Bruno war im Mai 2006 aus dem Tirol und dem italienischen Trentino nach Deutschland eingewandert. Innerhalb weniger Wochen drang er mehrere Male in Siedlungen ein und riss über 30 Schafe. Nachdem ein finnisches Expertenteam zwei Wochen lang JJ1 vergeblich gejagt hatten, wurde er am 26. Juni 2006 erschossen. Seit kurzem steht er ausgestopft in einem Münchner Museum.
Wo ist Lumpaz?
Wo sich sein Bruder Lumpaz aufhält, ist derzeit unklar. Im Sommer 2005 war er ins Bündnerland gekommen. Auf seinen Streifzügen durch das Münstertal und das Unterengadin riss er mehrere Dutzend Schafe und ein Kalb. Seit September 2005 wurde JJ2 nicht mehr gesehen. Gerüchten aus Südtirol zufolge wurde er gewildert.

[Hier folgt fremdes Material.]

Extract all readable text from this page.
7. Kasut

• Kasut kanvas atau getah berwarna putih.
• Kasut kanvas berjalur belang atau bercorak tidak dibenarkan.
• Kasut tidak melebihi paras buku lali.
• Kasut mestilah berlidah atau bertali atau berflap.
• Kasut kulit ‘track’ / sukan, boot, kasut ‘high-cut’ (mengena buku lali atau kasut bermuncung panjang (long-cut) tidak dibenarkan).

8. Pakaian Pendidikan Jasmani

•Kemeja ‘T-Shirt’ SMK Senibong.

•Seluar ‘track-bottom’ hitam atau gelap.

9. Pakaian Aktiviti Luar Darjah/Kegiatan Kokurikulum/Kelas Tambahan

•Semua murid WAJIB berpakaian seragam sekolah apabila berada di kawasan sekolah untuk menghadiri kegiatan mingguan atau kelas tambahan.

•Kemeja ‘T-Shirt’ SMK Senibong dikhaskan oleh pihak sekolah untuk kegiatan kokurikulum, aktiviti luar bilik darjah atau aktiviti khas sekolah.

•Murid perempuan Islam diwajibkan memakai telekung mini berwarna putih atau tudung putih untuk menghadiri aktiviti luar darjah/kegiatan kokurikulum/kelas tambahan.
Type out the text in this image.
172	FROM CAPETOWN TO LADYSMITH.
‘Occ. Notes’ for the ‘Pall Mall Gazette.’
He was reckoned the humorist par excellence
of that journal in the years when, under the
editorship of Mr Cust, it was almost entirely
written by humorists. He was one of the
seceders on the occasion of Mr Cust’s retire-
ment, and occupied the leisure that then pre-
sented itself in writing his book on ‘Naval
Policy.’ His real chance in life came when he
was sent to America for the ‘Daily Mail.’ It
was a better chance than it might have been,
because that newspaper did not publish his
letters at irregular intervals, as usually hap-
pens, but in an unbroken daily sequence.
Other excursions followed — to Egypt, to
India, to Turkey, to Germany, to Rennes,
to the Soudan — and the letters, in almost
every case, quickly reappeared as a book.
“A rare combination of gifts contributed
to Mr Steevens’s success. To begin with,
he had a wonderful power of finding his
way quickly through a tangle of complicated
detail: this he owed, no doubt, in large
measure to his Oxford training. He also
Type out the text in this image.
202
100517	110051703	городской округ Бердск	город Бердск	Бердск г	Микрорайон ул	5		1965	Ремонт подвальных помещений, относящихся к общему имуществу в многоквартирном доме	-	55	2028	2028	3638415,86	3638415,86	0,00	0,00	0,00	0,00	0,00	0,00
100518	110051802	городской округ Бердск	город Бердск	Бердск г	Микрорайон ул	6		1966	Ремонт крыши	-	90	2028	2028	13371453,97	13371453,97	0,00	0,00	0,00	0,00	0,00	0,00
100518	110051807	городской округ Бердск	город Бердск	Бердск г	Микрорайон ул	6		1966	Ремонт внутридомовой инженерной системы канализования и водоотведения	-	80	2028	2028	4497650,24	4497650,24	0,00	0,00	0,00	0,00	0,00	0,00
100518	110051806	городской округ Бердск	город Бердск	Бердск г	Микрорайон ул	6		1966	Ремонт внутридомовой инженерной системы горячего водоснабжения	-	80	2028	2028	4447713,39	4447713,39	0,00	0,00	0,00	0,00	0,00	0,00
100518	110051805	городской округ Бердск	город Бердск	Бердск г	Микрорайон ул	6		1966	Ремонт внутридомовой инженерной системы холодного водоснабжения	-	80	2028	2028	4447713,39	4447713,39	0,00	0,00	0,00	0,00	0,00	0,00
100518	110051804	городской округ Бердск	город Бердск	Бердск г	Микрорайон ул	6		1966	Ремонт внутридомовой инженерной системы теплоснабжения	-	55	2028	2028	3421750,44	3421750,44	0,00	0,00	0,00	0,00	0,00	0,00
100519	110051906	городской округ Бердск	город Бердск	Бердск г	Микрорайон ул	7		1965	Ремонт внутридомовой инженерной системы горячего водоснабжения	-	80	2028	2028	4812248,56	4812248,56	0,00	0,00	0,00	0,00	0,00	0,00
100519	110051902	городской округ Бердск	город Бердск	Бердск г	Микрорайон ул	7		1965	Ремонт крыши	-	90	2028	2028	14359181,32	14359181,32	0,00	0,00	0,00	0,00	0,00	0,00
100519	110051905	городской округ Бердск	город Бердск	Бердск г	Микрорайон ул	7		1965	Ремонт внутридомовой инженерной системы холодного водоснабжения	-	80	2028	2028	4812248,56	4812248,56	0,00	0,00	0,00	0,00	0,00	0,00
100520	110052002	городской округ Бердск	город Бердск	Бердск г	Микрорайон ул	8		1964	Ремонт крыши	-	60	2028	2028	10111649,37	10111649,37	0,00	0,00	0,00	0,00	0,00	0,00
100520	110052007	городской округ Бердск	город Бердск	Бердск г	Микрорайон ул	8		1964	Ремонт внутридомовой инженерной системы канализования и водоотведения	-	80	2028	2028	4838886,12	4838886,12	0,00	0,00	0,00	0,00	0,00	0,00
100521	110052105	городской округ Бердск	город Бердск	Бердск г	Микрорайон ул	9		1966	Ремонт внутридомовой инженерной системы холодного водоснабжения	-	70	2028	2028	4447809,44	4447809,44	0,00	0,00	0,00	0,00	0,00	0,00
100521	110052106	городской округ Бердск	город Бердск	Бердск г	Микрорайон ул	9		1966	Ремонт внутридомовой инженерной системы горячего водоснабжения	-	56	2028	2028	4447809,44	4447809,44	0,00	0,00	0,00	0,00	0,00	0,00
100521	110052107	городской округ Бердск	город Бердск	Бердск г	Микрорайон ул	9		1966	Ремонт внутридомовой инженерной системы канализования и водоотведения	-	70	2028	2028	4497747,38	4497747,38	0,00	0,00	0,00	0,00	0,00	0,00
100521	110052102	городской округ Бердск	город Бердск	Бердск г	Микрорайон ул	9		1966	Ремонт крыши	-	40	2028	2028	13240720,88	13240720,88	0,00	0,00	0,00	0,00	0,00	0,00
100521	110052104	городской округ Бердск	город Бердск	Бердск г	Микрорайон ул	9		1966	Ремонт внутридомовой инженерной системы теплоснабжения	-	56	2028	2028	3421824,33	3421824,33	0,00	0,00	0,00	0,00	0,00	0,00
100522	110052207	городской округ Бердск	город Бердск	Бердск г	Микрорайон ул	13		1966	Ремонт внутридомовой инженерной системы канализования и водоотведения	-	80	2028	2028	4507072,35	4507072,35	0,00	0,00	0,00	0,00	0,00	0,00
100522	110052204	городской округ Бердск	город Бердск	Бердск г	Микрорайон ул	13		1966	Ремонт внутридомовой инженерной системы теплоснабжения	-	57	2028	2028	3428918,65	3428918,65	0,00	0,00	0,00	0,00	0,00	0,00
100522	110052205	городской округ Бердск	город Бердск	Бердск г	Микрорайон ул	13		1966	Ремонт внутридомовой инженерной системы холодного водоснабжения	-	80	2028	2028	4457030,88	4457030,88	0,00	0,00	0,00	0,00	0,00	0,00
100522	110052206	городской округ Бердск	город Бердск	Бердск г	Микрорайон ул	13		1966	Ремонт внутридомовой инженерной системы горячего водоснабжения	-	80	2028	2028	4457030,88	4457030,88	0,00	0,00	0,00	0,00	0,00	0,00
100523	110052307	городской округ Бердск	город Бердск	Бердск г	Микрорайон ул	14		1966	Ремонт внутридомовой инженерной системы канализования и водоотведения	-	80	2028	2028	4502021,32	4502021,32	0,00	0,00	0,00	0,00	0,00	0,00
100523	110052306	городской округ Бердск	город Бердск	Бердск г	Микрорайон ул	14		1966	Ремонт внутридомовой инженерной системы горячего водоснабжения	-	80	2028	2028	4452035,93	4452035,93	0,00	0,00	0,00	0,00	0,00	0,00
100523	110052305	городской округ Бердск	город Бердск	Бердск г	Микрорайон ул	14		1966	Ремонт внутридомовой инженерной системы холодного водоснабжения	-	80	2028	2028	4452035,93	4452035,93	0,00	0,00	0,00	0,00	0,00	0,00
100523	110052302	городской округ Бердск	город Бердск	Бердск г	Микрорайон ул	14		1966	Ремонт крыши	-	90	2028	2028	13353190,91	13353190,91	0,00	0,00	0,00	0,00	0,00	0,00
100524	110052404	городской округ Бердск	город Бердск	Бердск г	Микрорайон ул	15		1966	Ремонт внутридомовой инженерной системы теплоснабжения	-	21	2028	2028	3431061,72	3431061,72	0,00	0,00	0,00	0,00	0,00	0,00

Nach dem Verschwinden von JJ2 gab es über anderthalb Jahre lang keine Meldungen über Bären in der Schweiz. JJ3 fiel Ende Mai 2007 erstmals auf, weil er in der Gegend von Trafoi/Sulden südlich des Stelvio-Passes wiederholt Schafe riss. Im Juni kam er in die Schweiz, wo er zwei Monate später mit einem Sender ausgestattet wurde, um ihn besser beobachten zu können. Weil er sich weiterhin nicht von Siedlungen und Tierherden fern hielt, versuchten ihn die Wildhüter mehrmals zu vergrämen - erfolglos. Deshalb wurde er am 14. April erlegt.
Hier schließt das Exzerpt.